>The authors bring new meaning to the term liveaboard. Their liveaboard is also their home as they freely travel and dive wherever they decide to go, relying on their self-sufficiency to continue their perpetual dive trip.
>Have you ever seen an anchored sailboat with wetsuits and regulators hanging from the rigging and wondered what it was like for those divers? While there are benefits of living aboard and diving from your own boat, there are challenges as well.
>Today we are anchored at San Benedicto in the Islas Revillagigedo — one of the premier dive locations in the world, especially if you love friendly oceanic mantas. A couple of dive boats are anchored nearby after arriving from Baja California 300 miles to the north, each with a load of 15 to 25 divers. But some days we are alone. Diving in a group is much different from enjoying the quiet serenity when it is just you, your buddy and the big blue, which are the times we cherish.

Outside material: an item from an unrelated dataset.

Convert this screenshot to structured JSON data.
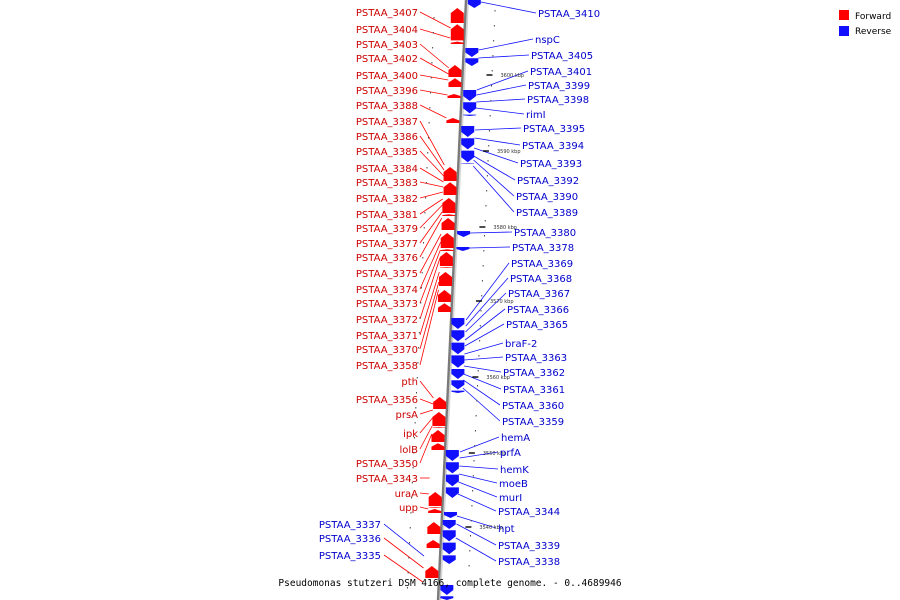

, our 46-foot trimaran, has been our only home for more than 15 years. We've sailed 60,000 nautical miles and visited 26 countries, and we feel truly fortunate to live this life despite the challenges. Just like being on a liveaboard, we must be completely self-sufficient. The two of us are responsible for everything, including ensuring we have adequate food, fuel, electricity and water to sustain our living and diving needs.
>While many sailboats carry compressors, Migration
does not because of the expense, maintenance, space and weight it would require. We usually have four tanks but had eight for our time at Revillagigedos, where the commercial dive boats were very kind about filling them for us. We usually get our fills from a shore dive shop or trade meals for fills with other sailboats. We also carry a DAN Dual Rescue Pak Extended Care oxygen unit as well as plenty of spare dive and boat gear.
>We don't need huge quantities of fuel, so we can go where few other boats do. We love anchoring for weeks at an uninhabited island to discover unknown dive spots and get to know the local fish. Sometimes we can dive right from our boat, but it may take hours to find a safe place to anchor. If drift diving is the only option, we tow our dinghy on a 100-foot rope so it will be available when we surface. The dinghy is equipped with a VHF radio, flares and water, even though the nearest person may be hundreds of miles away.
>We must always create backup plans in case things go awry. There's no Zodiac on the surface to rescue us if the current sweeps us away. We dive conservatively, constantly monitor our situation, and use our compass and underwater features to stay aware of where we are and the location of our boat.
>Is it worth it? There are times we wish for a crew to grab our gear, fill our tanks and cook our meals. We limit our dives to once or twice a day, both for safety and because it takes a long time to rig, clean and break down our gear — especially with a limited water supply. There's no hot tub or long showers. And there's the ever-present uncertainty of being alone should something go wrong. We acknowledge that a severe dive accident will most likely be fatal.
>Every adventure has risks. That's one of the reasons it's an adventure. But we can wake up in our own bed, don our gear at sunrise and slip into the sea to spend an hour alone underwater with mantas, sharks and dolphins — it's worth it.